Summer Sisters by Judy Blume
(Delacorte, $21.95, R) ISBN 0-385-32405-7
****
I grew up on Judy Blume books. In fourth grade I read Are You There God? It's Me, Margaret and was scandalized to the tips of my 9-year-old toes that Margaret talked about buying her first brassiere and getting her first period. I loved that book so much that I wrote a letter to Judy Blume and she responded with a handwritten note! Several years later I read Forever, one of the first books I encountered that contained explicit sex. It's probably been 18 years since I've read a Judy Blume book, and while I've grown up, I'm not sure that she has.

Summer Sisters is a current bestseller, and when I requested it at my local library I found myself number 577 in the request queue. So obviously this book is enormously popular. I can't say it was a memorable read but it was like eating a bag of potato chips I had to keep reading, and one brief chapter led to another and another and another until the 400 pages were finished in less than 2 days.

The novel isn't a romance; it's the story of the 20-year friendship between Victoria ("Vix") and Caitlin, two very different girls. Vix is shy and serious; Caitlin is bold and fun-loving. As the novel begins in 1977, Vix is flattered when 12-year old Caitlin invites her to summer with her in Martha's Vineyard, where Caitlin's father lives. That summer turns out to be only the first of many, as Vix is caught up in the lives of Caitlin's family and island friends. The two consider themselves "summer sisters" and swear a pact together that they will never be "ordinary." Over the years they experiment sexually, graduate from high school and go their separate ways. But their lives remain entwined.

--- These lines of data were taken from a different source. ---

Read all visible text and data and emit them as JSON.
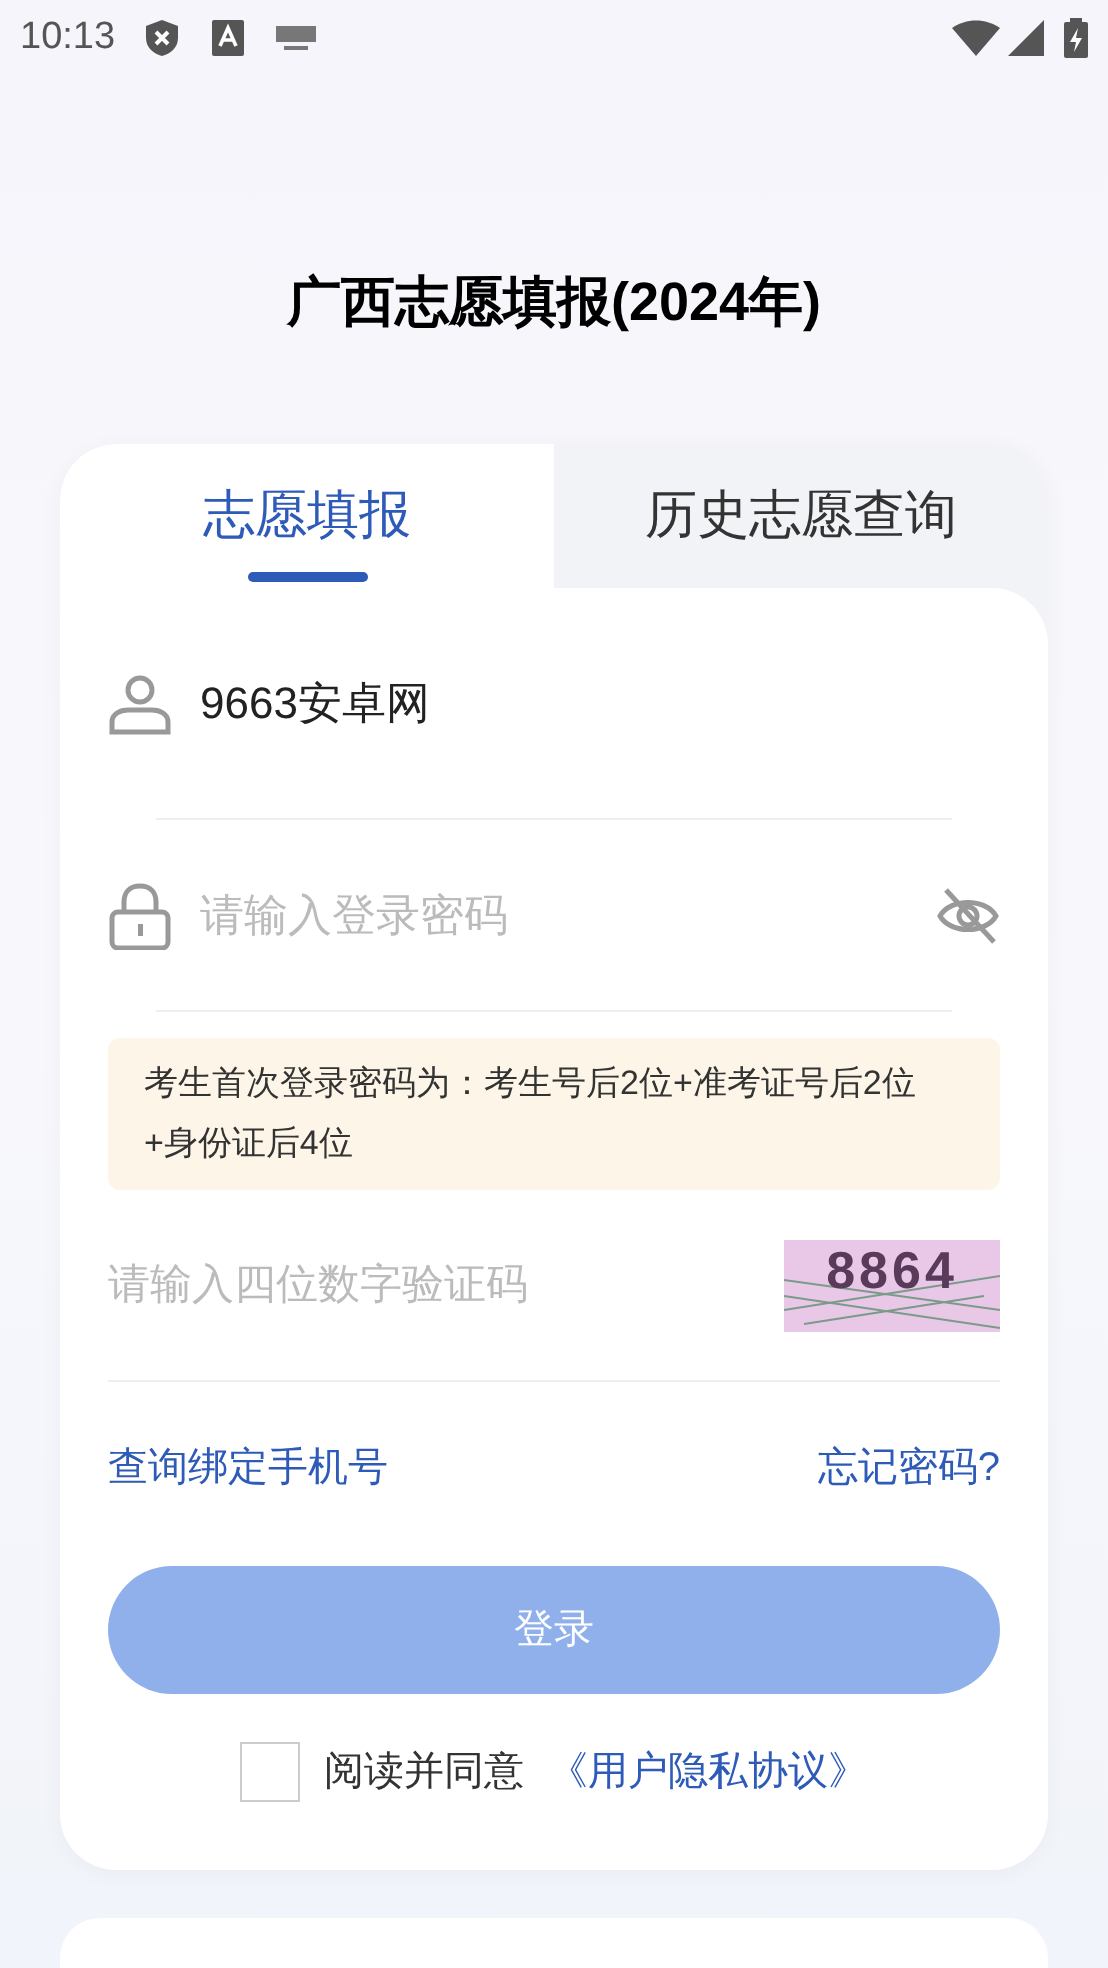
{
  "status_bar": {
    "time": "10:13"
  },
  "title": "广西志愿填报(2024年)",
  "tabs": [
    {
      "label": "志愿填报",
      "selected": true
    },
    {
      "label": "历史志愿查询",
      "selected": false
    }
  ],
  "username": {
    "value": "9663安卓网"
  },
  "password": {
    "placeholder": "请输入登录密码"
  },
  "notice": "考生首次登录密码为：考生号后2位+准考证号后2位+身份证后4位",
  "captcha": {
    "placeholder": "请输入四位数字验证码",
    "code": "8864"
  },
  "links": [
    "查询绑定手机号",
    "忘记密码?"
  ],
  "login_button": {
    "label": "登录",
    "disabled": true
  },
  "agreement": {
    "checked": false,
    "text": "阅读并同意",
    "link": "《用户隐私协议》"
  }
}
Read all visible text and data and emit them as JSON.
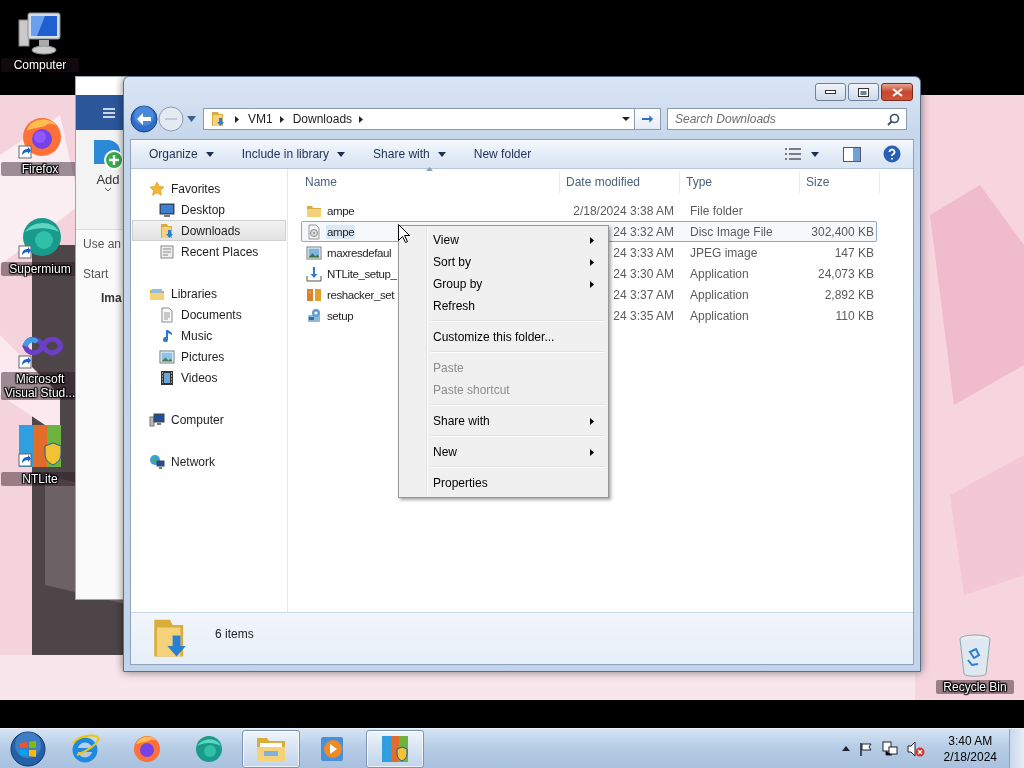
{
  "desktop": {
    "icons": [
      {
        "label": "Computer"
      },
      {
        "label": "Firefox"
      },
      {
        "label": "Supermium"
      },
      {
        "label": "Microsoft Visual Stud..."
      },
      {
        "label": "NTLite"
      },
      {
        "label": "Recycle Bin"
      }
    ]
  },
  "back_window": {
    "button": "Add",
    "texts": [
      "Use an",
      "Start",
      "Ima"
    ]
  },
  "explorer": {
    "address": {
      "crumbs": [
        "VM1",
        "Downloads"
      ]
    },
    "search": {
      "placeholder": "Search Downloads"
    },
    "commands": [
      {
        "label": "Organize",
        "dropdown": true
      },
      {
        "label": "Include in library",
        "dropdown": true
      },
      {
        "label": "Share with",
        "dropdown": true
      },
      {
        "label": "New folder",
        "dropdown": false
      }
    ],
    "nav": [
      {
        "label": "Favorites",
        "selected": false,
        "children": [
          {
            "label": "Desktop",
            "selected": false
          },
          {
            "label": "Downloads",
            "selected": true
          },
          {
            "label": "Recent Places",
            "selected": false
          }
        ]
      },
      {
        "label": "Libraries",
        "selected": false,
        "children": [
          {
            "label": "Documents",
            "selected": false
          },
          {
            "label": "Music",
            "selected": false
          },
          {
            "label": "Pictures",
            "selected": false
          },
          {
            "label": "Videos",
            "selected": false
          }
        ]
      },
      {
        "label": "Computer",
        "selected": false
      },
      {
        "label": "Network",
        "selected": false
      }
    ],
    "columns": [
      "Name",
      "Date modified",
      "Type",
      "Size"
    ],
    "files": [
      {
        "name": "ampe",
        "date": "2/18/2024 3:38 AM",
        "type": "File folder",
        "selected": false
      },
      {
        "name": "ampe",
        "date": "24 3:32 AM",
        "type": "Disc Image File",
        "size": "302,400 KB",
        "selected": true
      },
      {
        "name": "maxresdefaul",
        "date": "24 3:33 AM",
        "type": "JPEG image",
        "size": "147 KB",
        "selected": false
      },
      {
        "name": "NTLite_setup_",
        "date": "24 3:30 AM",
        "type": "Application",
        "size": "24,073 KB",
        "selected": false
      },
      {
        "name": "reshacker_set",
        "date": "24 3:37 AM",
        "type": "Application",
        "size": "2,892 KB",
        "selected": false
      },
      {
        "name": "setup",
        "date": "24 3:35 AM",
        "type": "Application",
        "size": "110 KB",
        "selected": false
      }
    ],
    "status": "6 items"
  },
  "context_menu": {
    "items": [
      {
        "kind": "item",
        "label": "View",
        "submenu": true,
        "disabled": false
      },
      {
        "kind": "item",
        "label": "Sort by",
        "submenu": true,
        "disabled": false
      },
      {
        "kind": "item",
        "label": "Group by",
        "submenu": true,
        "disabled": false
      },
      {
        "kind": "item",
        "label": "Refresh",
        "submenu": false,
        "disabled": false
      },
      {
        "kind": "separator"
      },
      {
        "kind": "item",
        "label": "Customize this folder...",
        "submenu": false,
        "disabled": false
      },
      {
        "kind": "separator"
      },
      {
        "kind": "item",
        "label": "Paste",
        "submenu": false,
        "disabled": true
      },
      {
        "kind": "item",
        "label": "Paste shortcut",
        "submenu": false,
        "disabled": true
      },
      {
        "kind": "separator"
      },
      {
        "kind": "item",
        "label": "Share with",
        "submenu": true,
        "disabled": false
      },
      {
        "kind": "separator"
      },
      {
        "kind": "item",
        "label": "New",
        "submenu": true,
        "disabled": false
      },
      {
        "kind": "separator"
      },
      {
        "kind": "item",
        "label": "Properties",
        "submenu": false,
        "disabled": false
      }
    ]
  },
  "taskbar": {
    "buttons": [
      {
        "open": false
      },
      {
        "open": false
      },
      {
        "open": false
      },
      {
        "open": true
      },
      {
        "open": false
      },
      {
        "open": true
      }
    ],
    "clock": {
      "time": "3:40 AM",
      "date": "2/18/2024"
    }
  }
}
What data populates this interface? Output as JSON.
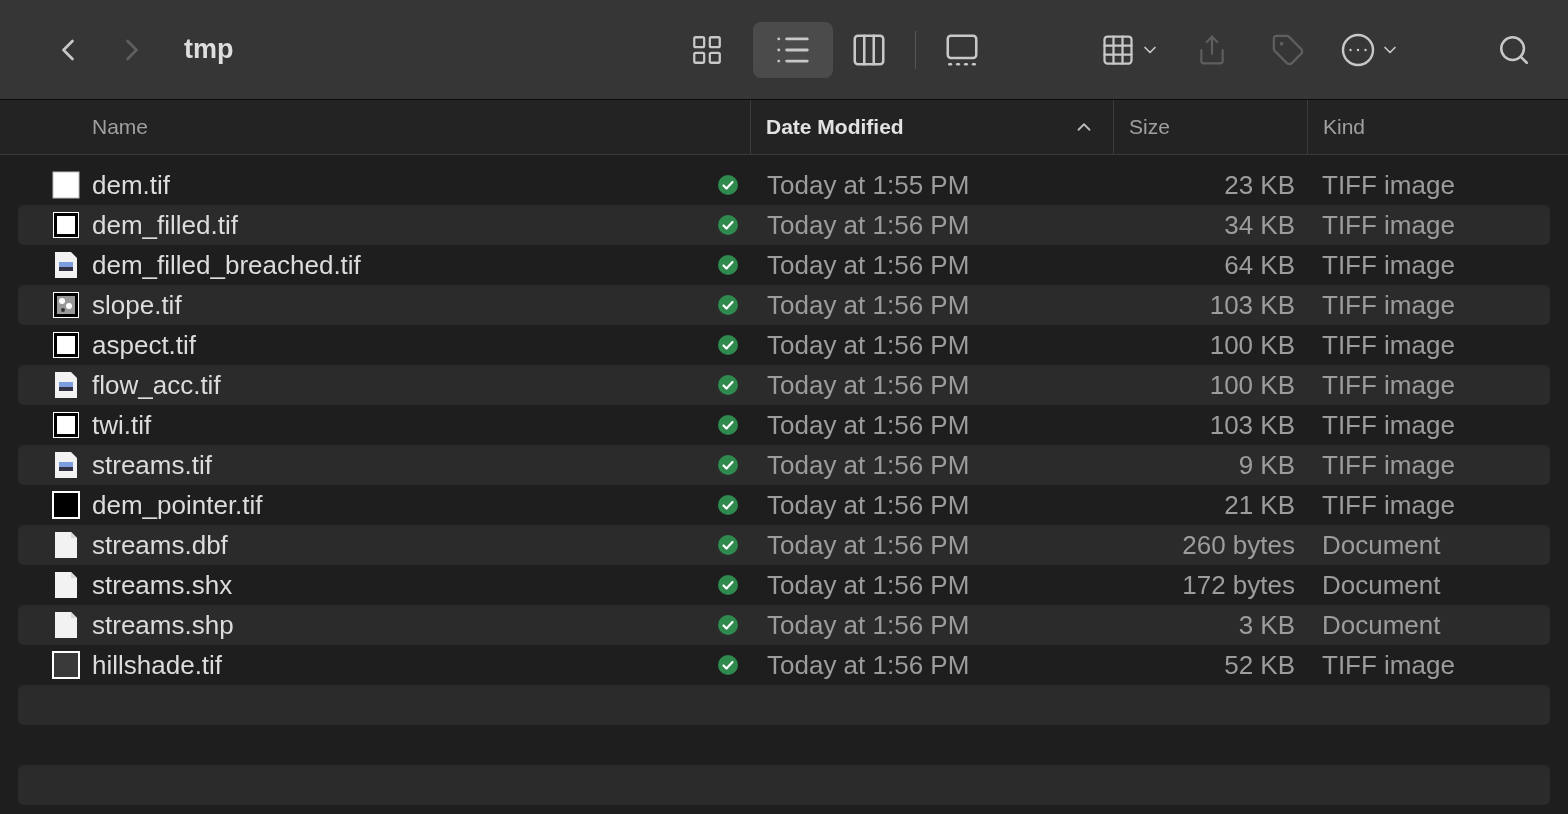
{
  "toolbar": {
    "title": "tmp",
    "nav": [
      {
        "kind": "back",
        "disabled": false
      },
      {
        "kind": "forward",
        "disabled": true
      }
    ],
    "views": [
      {
        "kind": "icons",
        "selected": false
      },
      {
        "kind": "list",
        "selected": true
      },
      {
        "kind": "columns",
        "selected": false
      },
      {
        "kind": "gallery",
        "selected": false
      }
    ],
    "actions": [
      {
        "kind": "group",
        "disabled": false
      },
      {
        "kind": "share",
        "disabled": true
      },
      {
        "kind": "tag",
        "disabled": true
      },
      {
        "kind": "more",
        "disabled": false
      }
    ]
  },
  "columns": [
    {
      "label": "Name",
      "sorted": false
    },
    {
      "label": "Date Modified",
      "sorted": true
    },
    {
      "label": "Size",
      "sorted": false
    },
    {
      "label": "Kind",
      "sorted": false
    }
  ],
  "rows": [
    {
      "name": "dem.tif",
      "kind": "blank",
      "synced": true,
      "date": "Today at 1:55 PM",
      "size": "23 KB",
      "file_type": "TIFF image"
    },
    {
      "name": "dem_filled.tif",
      "kind": "framed",
      "synced": true,
      "date": "Today at 1:56 PM",
      "size": "34 KB",
      "file_type": "TIFF image"
    },
    {
      "name": "dem_filled_breached.tif",
      "kind": "preview",
      "synced": true,
      "date": "Today at 1:56 PM",
      "size": "64 KB",
      "file_type": "TIFF image"
    },
    {
      "name": "slope.tif",
      "kind": "speckled",
      "synced": true,
      "date": "Today at 1:56 PM",
      "size": "103 KB",
      "file_type": "TIFF image"
    },
    {
      "name": "aspect.tif",
      "kind": "framed",
      "synced": true,
      "date": "Today at 1:56 PM",
      "size": "100 KB",
      "file_type": "TIFF image"
    },
    {
      "name": "flow_acc.tif",
      "kind": "preview",
      "synced": true,
      "date": "Today at 1:56 PM",
      "size": "100 KB",
      "file_type": "TIFF image"
    },
    {
      "name": "twi.tif",
      "kind": "framed",
      "synced": true,
      "date": "Today at 1:56 PM",
      "size": "103 KB",
      "file_type": "TIFF image"
    },
    {
      "name": "streams.tif",
      "kind": "preview",
      "synced": true,
      "date": "Today at 1:56 PM",
      "size": "9 KB",
      "file_type": "TIFF image"
    },
    {
      "name": "dem_pointer.tif",
      "kind": "black",
      "synced": true,
      "date": "Today at 1:56 PM",
      "size": "21 KB",
      "file_type": "TIFF image"
    },
    {
      "name": "streams.dbf",
      "kind": "document",
      "synced": true,
      "date": "Today at 1:56 PM",
      "size": "260 bytes",
      "file_type": "Document"
    },
    {
      "name": "streams.shx",
      "kind": "document",
      "synced": true,
      "date": "Today at 1:56 PM",
      "size": "172 bytes",
      "file_type": "Document"
    },
    {
      "name": "streams.shp",
      "kind": "document",
      "synced": true,
      "date": "Today at 1:56 PM",
      "size": "3 KB",
      "file_type": "Document"
    },
    {
      "name": "hillshade.tif",
      "kind": "dark",
      "synced": true,
      "date": "Today at 1:56 PM",
      "size": "52 KB",
      "file_type": "TIFF image"
    }
  ]
}
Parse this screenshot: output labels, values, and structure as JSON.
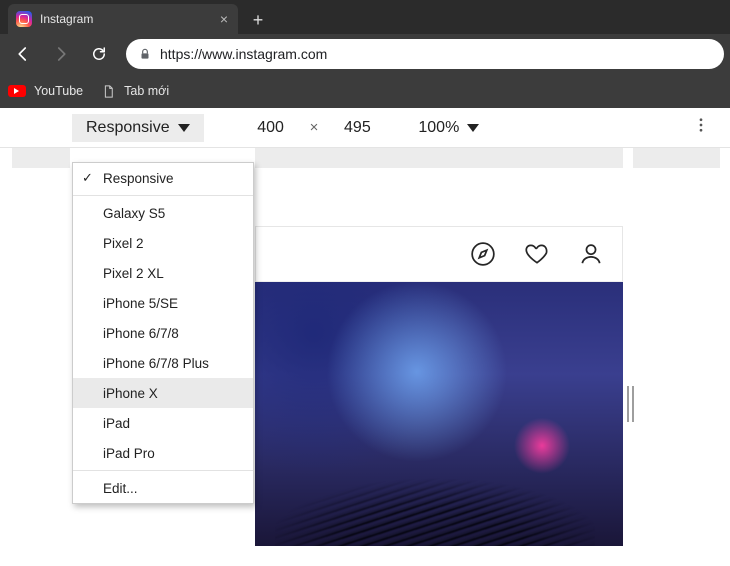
{
  "browser": {
    "tab_title": "Instagram",
    "url": "https://www.instagram.com",
    "bookmarks": [
      {
        "label": "YouTube",
        "icon": "youtube"
      },
      {
        "label": "Tab mới",
        "icon": "page"
      }
    ]
  },
  "devtools": {
    "device_label": "Responsive",
    "width": "400",
    "height": "495",
    "zoom": "100%",
    "devices": [
      {
        "label": "Responsive",
        "checked": true
      },
      {
        "label": "Galaxy S5"
      },
      {
        "label": "Pixel 2"
      },
      {
        "label": "Pixel 2 XL"
      },
      {
        "label": "iPhone 5/SE"
      },
      {
        "label": "iPhone 6/7/8"
      },
      {
        "label": "iPhone 6/7/8 Plus"
      },
      {
        "label": "iPhone X",
        "hover": true
      },
      {
        "label": "iPad"
      },
      {
        "label": "iPad Pro"
      }
    ],
    "edit_label": "Edit..."
  }
}
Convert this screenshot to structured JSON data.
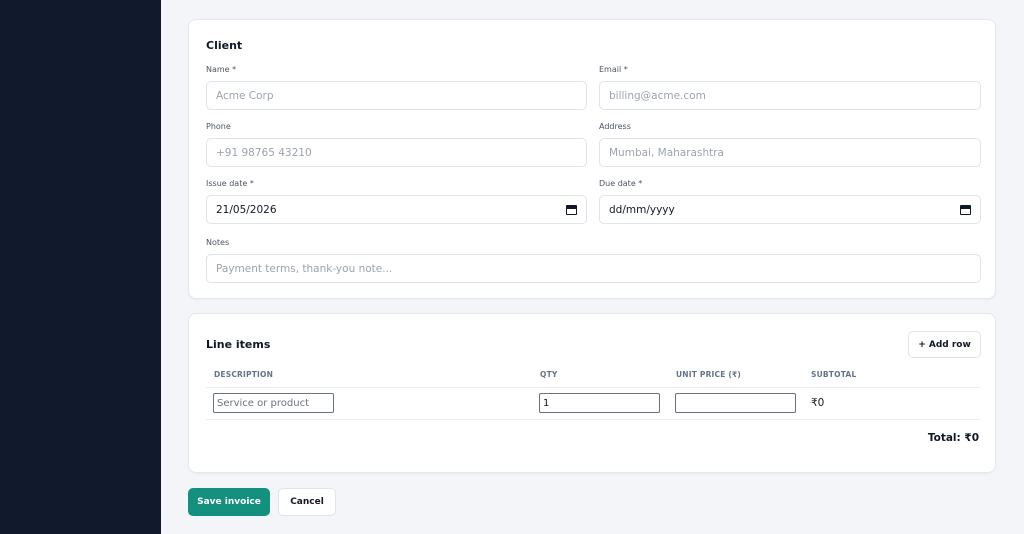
{
  "client": {
    "title": "Client",
    "name": {
      "label": "Name *",
      "placeholder": "Acme Corp"
    },
    "email": {
      "label": "Email *",
      "placeholder": "billing@acme.com"
    },
    "phone": {
      "label": "Phone",
      "placeholder": "+91 98765 43210"
    },
    "address": {
      "label": "Address",
      "placeholder": "Mumbai, Maharashtra"
    },
    "issue_date": {
      "label": "Issue date *",
      "value": "21/05/2026"
    },
    "due_date": {
      "label": "Due date *",
      "value": "dd/mm/yyyy"
    },
    "notes": {
      "label": "Notes",
      "placeholder": "Payment terms, thank-you note..."
    }
  },
  "line_items": {
    "title": "Line items",
    "add_row_label": "+ Add row",
    "columns": [
      "DESCRIPTION",
      "QTY",
      "UNIT PRICE (₹)",
      "SUBTOTAL"
    ],
    "rows": [
      {
        "description_placeholder": "Service or product",
        "qty": "1",
        "unit_price": "",
        "subtotal": "₹0"
      }
    ],
    "total_label": "Total: ₹0"
  },
  "actions": {
    "save_label": "Save invoice",
    "cancel_label": "Cancel"
  },
  "colors": {
    "sidebar": "#111a2c",
    "accent": "#14907e",
    "background": "#f3f5f9"
  }
}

It's easy to see why Vix is attracted to Caitlin's spirit of adventure and why Caitlin needs Vix's loyalty and stability, but both characters remain sketchy and Blume never does more than skim the surface. She utilizes an odd narrative style. Most of the novel is told from Vix's point of view, but the chapters are interspersed with short paragraphs that give brief glimpses of the secondary characters' thoughts. In some cases these are extremely minor characters who are never heard from again. It seems to me that there would have been a more sophisticated way of conveying the same information without breaking up the flow of the novel so much.

Then there's the sex. Well, there is only a moderate amount of actual sex, but at least for the first half of the novel that's about all Vix and Caitlin think or talk about. There's even some adolescent sexual exploration between the girls. At times I felt guilty reading it I was expecting my mother to stroll in the door, demand to see what I was reading and take it away from me in horror. Well, at least I know to hide the book from my precocious 7-year old daughter.

Blume relies primarily on dialogue to move the story forward; her writing style is uncomplicated and casual. The benefit of the unusual narrative style is that it's easy to read the entire novel in just about one sitting. That makes it perfect beach reading (I know, it's almost Labor Day but as Number 577 in line I had to bide my time). While the novel can't be considered a romance, two characters do find happiness together. A warning for romance readers: a downbeat plot twist ends things on a somber note.

Summer Sisters' characters and the words themselves left little impression on me other than nostalgia for a time when Judy Blume was the only adult who discussed things that I cared about but didn't dare talk about with my parents or teachers. I felt like I regressed to my adolescent self as I read the novel, but I'm glad to leave that age behind and rejoin the present.